Bruxelles propose de nouveaux moyens pour la surveillance budgétaire
Dans son rapport 2011, la Commission européenne rappelle que les États devront rester attentifs à l’évolution de leurs finances publiques dans les décennies à venir.
Dans son rapport 2011, la Commission européenne rappelle que les États devront rester attentifs à l’évolution de leurs finances publiques dans les décennies à venir.
Alors que les membres du G7 s’interrogeaient ce week-end sur les moyens de concilier soutien à la croissance et réduction des déficits, le rapport annuel sur les finances publiques de la Commission, publié lundi 12 septembre, vient rappeler que la nécessité pour les gouvernements de consolider leur situation budgétaire ne doit pas être sous-estimée.
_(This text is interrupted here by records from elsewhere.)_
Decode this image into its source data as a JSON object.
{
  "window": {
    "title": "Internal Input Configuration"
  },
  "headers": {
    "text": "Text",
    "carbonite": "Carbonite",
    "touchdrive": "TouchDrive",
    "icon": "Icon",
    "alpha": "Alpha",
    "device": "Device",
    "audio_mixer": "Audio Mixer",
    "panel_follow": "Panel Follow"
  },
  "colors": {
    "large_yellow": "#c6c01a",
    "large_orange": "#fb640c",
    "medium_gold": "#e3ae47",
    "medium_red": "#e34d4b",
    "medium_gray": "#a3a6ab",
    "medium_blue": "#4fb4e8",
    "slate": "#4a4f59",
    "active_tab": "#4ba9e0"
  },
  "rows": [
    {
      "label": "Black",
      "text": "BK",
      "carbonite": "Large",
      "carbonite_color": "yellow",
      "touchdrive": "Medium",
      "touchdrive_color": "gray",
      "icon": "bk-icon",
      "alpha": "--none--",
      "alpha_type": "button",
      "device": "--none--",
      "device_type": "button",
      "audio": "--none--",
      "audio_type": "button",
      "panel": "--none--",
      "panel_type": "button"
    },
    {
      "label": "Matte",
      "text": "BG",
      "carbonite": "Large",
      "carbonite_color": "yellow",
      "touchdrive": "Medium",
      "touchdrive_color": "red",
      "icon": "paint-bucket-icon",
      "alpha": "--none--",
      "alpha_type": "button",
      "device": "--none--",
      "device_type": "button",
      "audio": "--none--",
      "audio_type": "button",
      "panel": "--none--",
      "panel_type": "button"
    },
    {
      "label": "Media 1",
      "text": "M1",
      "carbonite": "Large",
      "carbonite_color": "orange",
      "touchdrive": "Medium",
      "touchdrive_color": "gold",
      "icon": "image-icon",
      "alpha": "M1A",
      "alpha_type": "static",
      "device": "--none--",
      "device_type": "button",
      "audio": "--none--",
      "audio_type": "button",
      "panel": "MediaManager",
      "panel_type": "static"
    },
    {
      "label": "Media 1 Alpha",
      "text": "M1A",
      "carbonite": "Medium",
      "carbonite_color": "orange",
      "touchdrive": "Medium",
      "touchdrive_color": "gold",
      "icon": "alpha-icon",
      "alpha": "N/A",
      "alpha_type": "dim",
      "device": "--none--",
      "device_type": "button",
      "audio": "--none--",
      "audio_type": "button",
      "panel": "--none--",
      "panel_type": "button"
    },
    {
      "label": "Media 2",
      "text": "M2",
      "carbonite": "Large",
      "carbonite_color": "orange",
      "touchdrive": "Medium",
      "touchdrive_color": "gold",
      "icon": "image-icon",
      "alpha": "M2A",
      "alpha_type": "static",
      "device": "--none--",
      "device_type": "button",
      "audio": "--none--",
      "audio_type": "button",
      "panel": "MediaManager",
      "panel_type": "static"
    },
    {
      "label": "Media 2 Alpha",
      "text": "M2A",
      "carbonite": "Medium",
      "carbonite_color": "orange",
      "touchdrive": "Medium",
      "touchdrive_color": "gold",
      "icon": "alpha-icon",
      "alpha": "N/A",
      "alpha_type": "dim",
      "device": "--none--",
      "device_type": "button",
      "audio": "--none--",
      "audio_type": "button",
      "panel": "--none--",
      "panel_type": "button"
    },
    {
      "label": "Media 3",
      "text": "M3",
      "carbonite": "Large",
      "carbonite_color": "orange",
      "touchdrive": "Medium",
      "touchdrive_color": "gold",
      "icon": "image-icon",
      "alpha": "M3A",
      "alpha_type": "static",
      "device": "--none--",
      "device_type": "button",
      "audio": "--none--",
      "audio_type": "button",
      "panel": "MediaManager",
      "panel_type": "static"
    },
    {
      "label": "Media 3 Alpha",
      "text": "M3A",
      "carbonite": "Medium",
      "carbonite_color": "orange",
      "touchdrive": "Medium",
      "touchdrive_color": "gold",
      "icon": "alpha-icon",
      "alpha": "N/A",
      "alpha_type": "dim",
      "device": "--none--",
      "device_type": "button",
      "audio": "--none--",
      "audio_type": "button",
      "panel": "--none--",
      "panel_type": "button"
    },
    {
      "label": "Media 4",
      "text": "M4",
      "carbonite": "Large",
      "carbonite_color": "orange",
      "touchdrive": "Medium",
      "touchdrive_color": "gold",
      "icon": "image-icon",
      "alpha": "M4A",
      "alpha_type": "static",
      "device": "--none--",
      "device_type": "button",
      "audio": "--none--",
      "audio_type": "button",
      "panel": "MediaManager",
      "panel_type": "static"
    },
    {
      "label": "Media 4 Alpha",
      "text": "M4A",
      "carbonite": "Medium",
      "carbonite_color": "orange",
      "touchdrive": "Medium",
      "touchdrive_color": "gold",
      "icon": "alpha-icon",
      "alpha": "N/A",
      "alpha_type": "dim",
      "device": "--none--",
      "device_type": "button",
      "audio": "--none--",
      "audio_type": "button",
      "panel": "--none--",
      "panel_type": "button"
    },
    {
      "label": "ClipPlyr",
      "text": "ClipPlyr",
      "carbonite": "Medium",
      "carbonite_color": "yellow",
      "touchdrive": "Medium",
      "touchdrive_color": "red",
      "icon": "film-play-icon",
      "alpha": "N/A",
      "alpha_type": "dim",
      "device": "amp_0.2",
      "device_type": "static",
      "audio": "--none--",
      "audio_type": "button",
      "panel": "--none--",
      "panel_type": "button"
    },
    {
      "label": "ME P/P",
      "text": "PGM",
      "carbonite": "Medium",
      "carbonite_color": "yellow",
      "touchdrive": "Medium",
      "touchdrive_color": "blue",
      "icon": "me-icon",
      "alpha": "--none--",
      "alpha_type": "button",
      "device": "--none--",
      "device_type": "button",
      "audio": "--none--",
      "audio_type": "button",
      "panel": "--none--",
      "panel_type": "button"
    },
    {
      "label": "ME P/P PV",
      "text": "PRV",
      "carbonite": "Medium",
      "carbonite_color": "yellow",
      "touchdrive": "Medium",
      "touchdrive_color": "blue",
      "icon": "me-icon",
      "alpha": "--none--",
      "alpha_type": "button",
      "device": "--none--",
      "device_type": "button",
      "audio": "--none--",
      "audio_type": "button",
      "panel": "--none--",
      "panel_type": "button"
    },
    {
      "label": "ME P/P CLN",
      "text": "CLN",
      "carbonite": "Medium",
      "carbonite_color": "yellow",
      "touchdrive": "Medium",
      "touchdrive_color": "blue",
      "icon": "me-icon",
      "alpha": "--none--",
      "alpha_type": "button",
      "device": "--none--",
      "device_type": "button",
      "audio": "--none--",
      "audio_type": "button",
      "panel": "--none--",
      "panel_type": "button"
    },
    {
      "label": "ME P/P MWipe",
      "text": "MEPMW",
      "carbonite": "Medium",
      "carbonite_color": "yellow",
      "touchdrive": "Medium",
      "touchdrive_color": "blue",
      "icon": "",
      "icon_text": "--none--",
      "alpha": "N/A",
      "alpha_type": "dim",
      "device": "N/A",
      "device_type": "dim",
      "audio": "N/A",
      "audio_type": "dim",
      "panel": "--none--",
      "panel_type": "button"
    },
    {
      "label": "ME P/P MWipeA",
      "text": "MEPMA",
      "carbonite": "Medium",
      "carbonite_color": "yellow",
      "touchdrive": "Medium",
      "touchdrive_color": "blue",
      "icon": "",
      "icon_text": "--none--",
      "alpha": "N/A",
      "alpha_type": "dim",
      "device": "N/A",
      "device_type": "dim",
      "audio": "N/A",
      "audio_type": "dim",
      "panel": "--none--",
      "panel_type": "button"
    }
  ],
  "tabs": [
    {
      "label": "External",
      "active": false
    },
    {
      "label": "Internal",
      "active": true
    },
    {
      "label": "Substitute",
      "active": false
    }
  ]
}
Viabilité des finances publiques
La Commission estime que, si les pays européens suivent à la lettre les objectifs fixés dans leurs programmes de stabilité et de croissance de 2011, leurs ratios d’endettement public devraient se stabiliser en 2012.
Toutefois, le rapport précise que les États ne doivent pas se contenter d’enrayer l’augmentation de leurs dettes souveraines mais plutôt faire en sorte d’inverser la tendance car « la problématique de la viabilité des finances publiques va s’intensifier dans les décennies à venir ».
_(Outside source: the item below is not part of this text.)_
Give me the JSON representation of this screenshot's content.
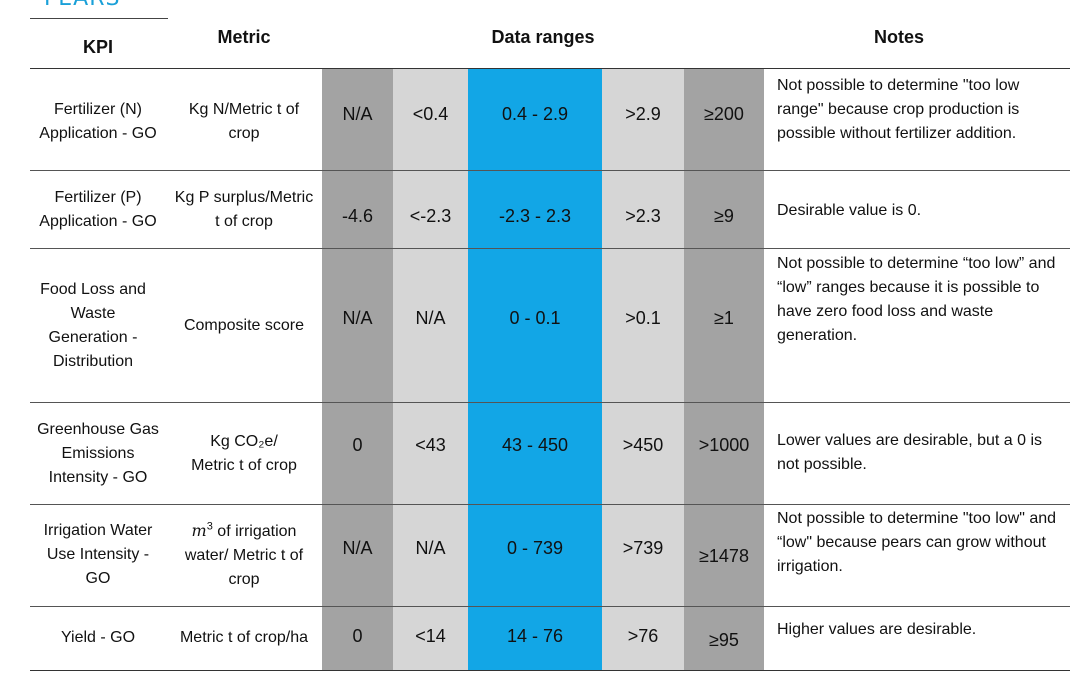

En cause, notamment, le vieillissement de la population qui va peser sur les perspectives de croissance et les dépenses des États.
Nouvelles méthodes
Dans son rapport, la Commission présente par ailleurs de nouvelles méthodes pour évaluer la soutenabilité des finances publiques des États membres. Elle veut ainsi tirer des leçons de la crise et mieux anticiper les risques de dérapages budgétaires.
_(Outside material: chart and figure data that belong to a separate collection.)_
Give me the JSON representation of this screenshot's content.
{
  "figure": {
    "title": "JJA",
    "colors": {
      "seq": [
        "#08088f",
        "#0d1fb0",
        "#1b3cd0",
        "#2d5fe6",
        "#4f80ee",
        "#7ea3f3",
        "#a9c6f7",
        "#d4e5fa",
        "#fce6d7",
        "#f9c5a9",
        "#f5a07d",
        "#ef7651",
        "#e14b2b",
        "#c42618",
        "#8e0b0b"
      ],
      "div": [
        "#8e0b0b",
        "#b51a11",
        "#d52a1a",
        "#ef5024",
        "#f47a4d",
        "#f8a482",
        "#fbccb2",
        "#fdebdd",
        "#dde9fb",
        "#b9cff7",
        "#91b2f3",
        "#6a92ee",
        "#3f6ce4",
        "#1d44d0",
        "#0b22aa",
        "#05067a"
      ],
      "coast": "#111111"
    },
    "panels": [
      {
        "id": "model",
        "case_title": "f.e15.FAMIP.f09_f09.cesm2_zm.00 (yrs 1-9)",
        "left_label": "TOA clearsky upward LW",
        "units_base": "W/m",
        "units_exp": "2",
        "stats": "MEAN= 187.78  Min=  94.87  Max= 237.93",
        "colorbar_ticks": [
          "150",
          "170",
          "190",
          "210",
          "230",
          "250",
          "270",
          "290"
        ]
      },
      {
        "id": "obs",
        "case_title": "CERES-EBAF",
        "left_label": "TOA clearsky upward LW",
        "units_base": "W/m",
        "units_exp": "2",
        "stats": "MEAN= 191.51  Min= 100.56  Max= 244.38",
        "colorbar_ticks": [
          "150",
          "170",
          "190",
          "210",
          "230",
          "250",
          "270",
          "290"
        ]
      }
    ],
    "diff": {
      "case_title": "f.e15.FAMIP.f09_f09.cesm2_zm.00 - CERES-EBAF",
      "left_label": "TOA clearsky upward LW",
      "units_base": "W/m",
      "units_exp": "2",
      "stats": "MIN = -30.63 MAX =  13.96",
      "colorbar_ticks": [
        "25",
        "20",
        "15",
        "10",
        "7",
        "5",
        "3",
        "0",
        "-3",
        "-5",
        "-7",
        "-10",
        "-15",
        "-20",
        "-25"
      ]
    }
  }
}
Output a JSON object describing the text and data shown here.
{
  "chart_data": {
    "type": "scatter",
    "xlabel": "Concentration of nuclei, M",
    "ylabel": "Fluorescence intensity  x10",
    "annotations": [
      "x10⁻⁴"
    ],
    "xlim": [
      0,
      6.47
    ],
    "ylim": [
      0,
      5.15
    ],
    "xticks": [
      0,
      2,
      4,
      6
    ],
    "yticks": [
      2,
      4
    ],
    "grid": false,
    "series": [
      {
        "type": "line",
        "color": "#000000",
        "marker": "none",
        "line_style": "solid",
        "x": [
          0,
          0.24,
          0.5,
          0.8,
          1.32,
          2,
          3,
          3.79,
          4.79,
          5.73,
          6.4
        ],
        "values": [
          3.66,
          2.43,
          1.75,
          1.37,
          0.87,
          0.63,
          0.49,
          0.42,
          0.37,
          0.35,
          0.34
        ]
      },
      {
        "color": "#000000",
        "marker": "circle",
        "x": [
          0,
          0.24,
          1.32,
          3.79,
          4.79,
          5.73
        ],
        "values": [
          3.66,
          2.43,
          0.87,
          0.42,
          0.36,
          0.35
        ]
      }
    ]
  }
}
Différents travaux d’analyse ont notamment permis de démontrer l’impact des procédures de gouvernance fiscale sur les écarts de taux d’intérêt de la dette souveraine des pays de la zone euro.
Ils confirment l’idée selon laquelle, indépendamment des niveaux de déficit et d’endettement publics, de meilleures règles budgétaires induisent un écart de rendement inférieur, car les marchés perçoivent de manière plus favorable la capacité d’un gouvernement à garantir la viabilité de ses finances publiques.
Une autre méthode consiste à élargir le panel des variables économiques prises en compte lors de l’évaluation de la soutenabilité de la dette des États membres à des indicateurs sur la solidité du secteur bancaire et les déséquilibres macro-financiers.